Department of Anesthesiology and Pain Medicine, Tongji Hospital, Huazhong University of Science and Technology, Wuhan 430030, China.
Department of Anesthesiology and Pain Medicine, Tongji Hospital, Huazhong University of Science and Technology, Wuhan 430030, China.
Biomed Pharmacother. 2022 Jun;150:113006. doi: 10.1016/j.biopha.2022.113006. Epub 2022 Apr 26.

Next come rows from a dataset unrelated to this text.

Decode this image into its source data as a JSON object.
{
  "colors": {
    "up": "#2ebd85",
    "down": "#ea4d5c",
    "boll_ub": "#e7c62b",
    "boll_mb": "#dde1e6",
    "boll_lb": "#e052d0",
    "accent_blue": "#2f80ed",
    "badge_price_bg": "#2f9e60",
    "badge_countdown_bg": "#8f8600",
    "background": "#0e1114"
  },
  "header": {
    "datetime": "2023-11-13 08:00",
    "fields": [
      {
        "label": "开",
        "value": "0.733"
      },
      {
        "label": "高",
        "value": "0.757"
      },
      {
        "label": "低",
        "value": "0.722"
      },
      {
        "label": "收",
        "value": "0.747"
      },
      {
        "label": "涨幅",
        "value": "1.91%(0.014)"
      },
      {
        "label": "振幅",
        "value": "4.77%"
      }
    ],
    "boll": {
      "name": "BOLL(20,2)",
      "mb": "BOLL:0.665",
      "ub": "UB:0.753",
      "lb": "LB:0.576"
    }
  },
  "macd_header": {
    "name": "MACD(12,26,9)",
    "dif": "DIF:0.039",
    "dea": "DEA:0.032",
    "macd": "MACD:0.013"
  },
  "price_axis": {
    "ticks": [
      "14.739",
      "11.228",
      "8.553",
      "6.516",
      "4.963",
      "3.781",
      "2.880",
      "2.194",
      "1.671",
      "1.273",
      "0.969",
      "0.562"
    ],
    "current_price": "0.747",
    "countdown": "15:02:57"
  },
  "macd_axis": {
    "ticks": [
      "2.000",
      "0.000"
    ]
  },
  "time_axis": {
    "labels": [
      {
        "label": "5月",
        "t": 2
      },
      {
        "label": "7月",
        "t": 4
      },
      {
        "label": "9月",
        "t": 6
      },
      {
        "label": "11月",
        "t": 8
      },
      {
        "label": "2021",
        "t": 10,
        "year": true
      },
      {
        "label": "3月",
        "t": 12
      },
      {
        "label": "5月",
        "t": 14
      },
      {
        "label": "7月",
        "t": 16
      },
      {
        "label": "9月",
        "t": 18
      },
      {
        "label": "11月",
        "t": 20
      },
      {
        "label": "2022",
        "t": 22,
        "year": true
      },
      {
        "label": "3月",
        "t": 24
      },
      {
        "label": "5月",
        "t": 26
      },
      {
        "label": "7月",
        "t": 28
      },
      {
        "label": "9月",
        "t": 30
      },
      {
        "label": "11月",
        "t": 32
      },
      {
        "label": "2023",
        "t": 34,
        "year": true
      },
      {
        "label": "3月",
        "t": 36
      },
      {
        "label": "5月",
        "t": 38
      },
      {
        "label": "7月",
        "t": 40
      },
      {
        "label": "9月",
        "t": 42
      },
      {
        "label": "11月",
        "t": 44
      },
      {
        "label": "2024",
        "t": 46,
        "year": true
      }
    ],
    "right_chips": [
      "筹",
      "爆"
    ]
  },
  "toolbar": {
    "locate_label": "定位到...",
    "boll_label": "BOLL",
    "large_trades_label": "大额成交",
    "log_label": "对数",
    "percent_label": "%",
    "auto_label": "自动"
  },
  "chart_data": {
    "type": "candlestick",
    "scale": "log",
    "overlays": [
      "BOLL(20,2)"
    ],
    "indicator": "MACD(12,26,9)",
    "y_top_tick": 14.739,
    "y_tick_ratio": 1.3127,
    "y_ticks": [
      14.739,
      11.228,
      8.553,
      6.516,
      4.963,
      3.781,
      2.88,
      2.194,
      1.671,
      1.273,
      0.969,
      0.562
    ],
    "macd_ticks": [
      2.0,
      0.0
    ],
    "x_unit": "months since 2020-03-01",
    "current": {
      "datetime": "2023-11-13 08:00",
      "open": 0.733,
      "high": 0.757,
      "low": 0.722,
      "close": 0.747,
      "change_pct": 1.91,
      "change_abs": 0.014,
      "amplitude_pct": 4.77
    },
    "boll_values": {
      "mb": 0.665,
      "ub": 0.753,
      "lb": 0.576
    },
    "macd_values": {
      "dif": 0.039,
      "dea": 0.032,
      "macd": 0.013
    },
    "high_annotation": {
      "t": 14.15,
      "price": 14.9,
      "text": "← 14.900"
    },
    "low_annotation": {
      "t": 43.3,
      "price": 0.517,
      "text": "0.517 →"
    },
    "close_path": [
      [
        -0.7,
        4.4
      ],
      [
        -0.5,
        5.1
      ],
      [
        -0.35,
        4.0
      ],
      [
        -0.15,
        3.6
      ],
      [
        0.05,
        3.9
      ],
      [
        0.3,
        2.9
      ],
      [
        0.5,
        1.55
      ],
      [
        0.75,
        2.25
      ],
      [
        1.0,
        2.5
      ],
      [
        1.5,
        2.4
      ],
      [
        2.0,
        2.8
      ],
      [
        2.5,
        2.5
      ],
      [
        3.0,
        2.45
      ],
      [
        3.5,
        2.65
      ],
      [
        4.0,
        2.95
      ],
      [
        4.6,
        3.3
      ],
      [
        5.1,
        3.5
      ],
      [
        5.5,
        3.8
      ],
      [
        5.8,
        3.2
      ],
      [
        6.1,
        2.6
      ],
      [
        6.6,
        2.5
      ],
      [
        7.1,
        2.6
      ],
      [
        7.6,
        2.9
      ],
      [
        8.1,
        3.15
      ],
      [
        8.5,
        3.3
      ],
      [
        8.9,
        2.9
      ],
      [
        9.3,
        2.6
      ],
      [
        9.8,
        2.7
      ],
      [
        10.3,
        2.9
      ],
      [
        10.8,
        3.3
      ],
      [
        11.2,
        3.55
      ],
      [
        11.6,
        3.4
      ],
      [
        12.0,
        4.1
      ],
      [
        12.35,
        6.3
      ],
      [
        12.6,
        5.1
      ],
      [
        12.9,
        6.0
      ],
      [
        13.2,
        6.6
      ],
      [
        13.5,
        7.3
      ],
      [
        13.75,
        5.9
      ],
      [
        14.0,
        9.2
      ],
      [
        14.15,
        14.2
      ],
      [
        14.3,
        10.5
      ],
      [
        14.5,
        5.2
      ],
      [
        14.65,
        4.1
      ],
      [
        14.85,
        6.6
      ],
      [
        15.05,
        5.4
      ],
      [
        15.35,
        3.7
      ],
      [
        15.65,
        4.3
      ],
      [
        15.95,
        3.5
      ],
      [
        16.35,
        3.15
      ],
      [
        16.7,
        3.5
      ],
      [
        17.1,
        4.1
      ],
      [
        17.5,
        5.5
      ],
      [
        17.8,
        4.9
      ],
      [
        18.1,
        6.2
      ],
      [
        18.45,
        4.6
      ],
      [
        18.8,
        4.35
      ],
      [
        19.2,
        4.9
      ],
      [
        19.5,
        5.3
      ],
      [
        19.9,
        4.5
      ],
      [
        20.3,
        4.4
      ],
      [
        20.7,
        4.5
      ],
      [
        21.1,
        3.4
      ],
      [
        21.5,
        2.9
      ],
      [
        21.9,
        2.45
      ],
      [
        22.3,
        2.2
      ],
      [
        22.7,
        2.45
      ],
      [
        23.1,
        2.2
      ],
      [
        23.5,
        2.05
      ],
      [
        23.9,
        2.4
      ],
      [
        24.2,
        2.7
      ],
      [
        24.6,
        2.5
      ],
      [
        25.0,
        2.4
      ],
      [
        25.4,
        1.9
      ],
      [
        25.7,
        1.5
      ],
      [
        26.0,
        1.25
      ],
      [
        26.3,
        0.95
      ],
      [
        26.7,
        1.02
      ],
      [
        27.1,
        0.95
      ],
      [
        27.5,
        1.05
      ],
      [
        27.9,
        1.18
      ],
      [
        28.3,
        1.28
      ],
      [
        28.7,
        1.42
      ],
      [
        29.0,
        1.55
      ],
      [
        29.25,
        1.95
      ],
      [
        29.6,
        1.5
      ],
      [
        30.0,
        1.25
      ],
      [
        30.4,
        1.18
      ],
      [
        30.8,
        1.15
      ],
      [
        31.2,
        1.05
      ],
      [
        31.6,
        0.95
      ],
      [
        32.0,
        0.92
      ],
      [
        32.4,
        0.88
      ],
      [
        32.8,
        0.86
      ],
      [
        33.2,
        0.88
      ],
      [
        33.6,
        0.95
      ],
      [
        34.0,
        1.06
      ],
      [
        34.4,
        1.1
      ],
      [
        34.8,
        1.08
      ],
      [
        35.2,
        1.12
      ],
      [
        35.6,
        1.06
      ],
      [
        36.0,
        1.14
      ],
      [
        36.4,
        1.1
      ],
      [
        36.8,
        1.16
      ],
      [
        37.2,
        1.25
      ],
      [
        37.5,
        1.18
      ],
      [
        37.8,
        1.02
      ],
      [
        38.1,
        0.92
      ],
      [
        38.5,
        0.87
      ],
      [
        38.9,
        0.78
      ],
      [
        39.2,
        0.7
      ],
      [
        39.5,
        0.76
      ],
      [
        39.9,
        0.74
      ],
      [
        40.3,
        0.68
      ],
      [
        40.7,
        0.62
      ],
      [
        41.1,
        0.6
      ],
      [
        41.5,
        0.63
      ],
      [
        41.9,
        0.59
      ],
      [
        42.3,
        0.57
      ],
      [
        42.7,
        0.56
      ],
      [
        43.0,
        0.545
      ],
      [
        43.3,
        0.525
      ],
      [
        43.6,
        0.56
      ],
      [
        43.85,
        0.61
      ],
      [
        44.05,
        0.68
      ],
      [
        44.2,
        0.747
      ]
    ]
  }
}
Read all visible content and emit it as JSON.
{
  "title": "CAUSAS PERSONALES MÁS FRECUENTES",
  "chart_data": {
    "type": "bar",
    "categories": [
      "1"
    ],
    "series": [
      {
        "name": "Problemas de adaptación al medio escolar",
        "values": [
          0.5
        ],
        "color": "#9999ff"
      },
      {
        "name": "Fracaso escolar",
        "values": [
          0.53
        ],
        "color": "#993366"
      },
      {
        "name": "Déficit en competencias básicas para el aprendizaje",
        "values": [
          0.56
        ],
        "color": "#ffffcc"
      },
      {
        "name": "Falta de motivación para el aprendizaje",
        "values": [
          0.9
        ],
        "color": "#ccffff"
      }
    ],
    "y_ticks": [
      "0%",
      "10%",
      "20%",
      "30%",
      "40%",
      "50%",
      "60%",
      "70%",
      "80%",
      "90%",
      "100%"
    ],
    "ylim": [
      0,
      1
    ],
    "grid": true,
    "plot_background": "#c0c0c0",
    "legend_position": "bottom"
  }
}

Surgical trauma can induce an inflammatory response in the central nervous system. Neuroinflammation is a crucial pathological mechanism of perioperative neurocognitive disorders (PND). Dexmedetomidine (Dex) is an alpha (α)-2 adrenoceptor agonist that is widely used in the perioperative period. Previous studies have shown that Dex has neuroprotection in various nerve injury models, but its role in PND remains unclear. Our study aimed to observe the neuroprotective effect of Dex pretreatment on postoperative cognitive change and explore the effects of hippocampal neuroinflammation, microglial polarization and HMGB1/RAGE/NF-κB signaling pathway involved in Dex on PND in rats. Rats were pretreated with Dex alone or in combination with yohimbine (α-2 adrenoceptor antagonist) before surgery. Behavioral tests results showed that Dex ameliorated surgery-induced cognitive impairment in rats. Nissl, immunohistochemistry and TUNEL-NeuN staining results indicated that Dex reduced hippocampus damage and neuronal apoptosis caused by surgery. Dex preconditioning reduced the expression of the proinflammatory cytokines IL-1β, TNF-α and IL-6 in hippocampus. Immunohistochemical and immunofluorescence results showed that Dex preconditioning inhibited the activation of glial cells induced by surgery. Western blot analysis showed that Dex preconditioning downregulated the expression of M1 phenotype markers (CD86 and iNOS), HMGB1, RAGE and nuclear NF-κB and upregulated the expression of M2 phenotype markers (Arginase 1 and CD206) and cytoplasmic NF-κB. Yohimbine could inhibit the neuroprotective effect of Dex. These results indicated that Dex pretreatment could improve postoperative short-term cognitive impairment, and the neuroprotective mechanism may involve the suppression of hippocampal neuroinflammation, regulation of M1/M2 polarization, and inhibition of HMGB1/RAGE/NF-κB signal transduction.
手术创伤可诱发中枢神经系统的炎症反应。神经炎症是围手术期神经认知障碍(PND)的关键病理机制。右美托咪定(Dex)是一种广泛应用于围手术期的α2-肾上腺素受体激动剂。先前的研究表明,Dex 在各种神经损伤模型中具有神经保护作用,但它在 PND 中的作用尚不清楚。本研究旨在观察 Dex 预处理对术后认知改变的神经保护作用,并探讨 Dex 对大鼠 PND 中海马神经炎症、小胶质细胞极化以及 HMGB1/RAGE/NF-κB 信号通路的影响。大鼠术前单独或联合育亨宾(α2-肾上腺素受体拮抗剂)预处理 Dex。行为学测试结果表明,Dex 改善了手术引起的大鼠认知障碍。尼氏染色、免疫组化和 TUNEL-NeuN 染色结果表明,Dex 减少了手术引起的海马损伤和神经元凋亡。Dex 预处理降低了海马中促炎细胞因子 IL-1β、TNF-α 和 IL-6 的表达。免疫组化和免疫荧光结果表明,Dex 预处理抑制了手术引起的小胶质细胞激活。Western blot 分析表明,Dex 预处理下调了 M1 表型标志物(CD86 和 iNOS)、HMGB1、RAGE 和核 NF-κB 的表达,上调了 M2 表型标志物(精氨酸酶 1 和 CD206)和细胞质 NF-κB 的表达。育亨宾可抑制 Dex 的神经保护作用。这些结果表明,Dex 预处理可改善术后短期认知障碍,其神经保护机制可能涉及抑制海马神经炎症、调节 M1/M2 极化以及抑制 HMGB1/RAGE/NF-κB 信号转导。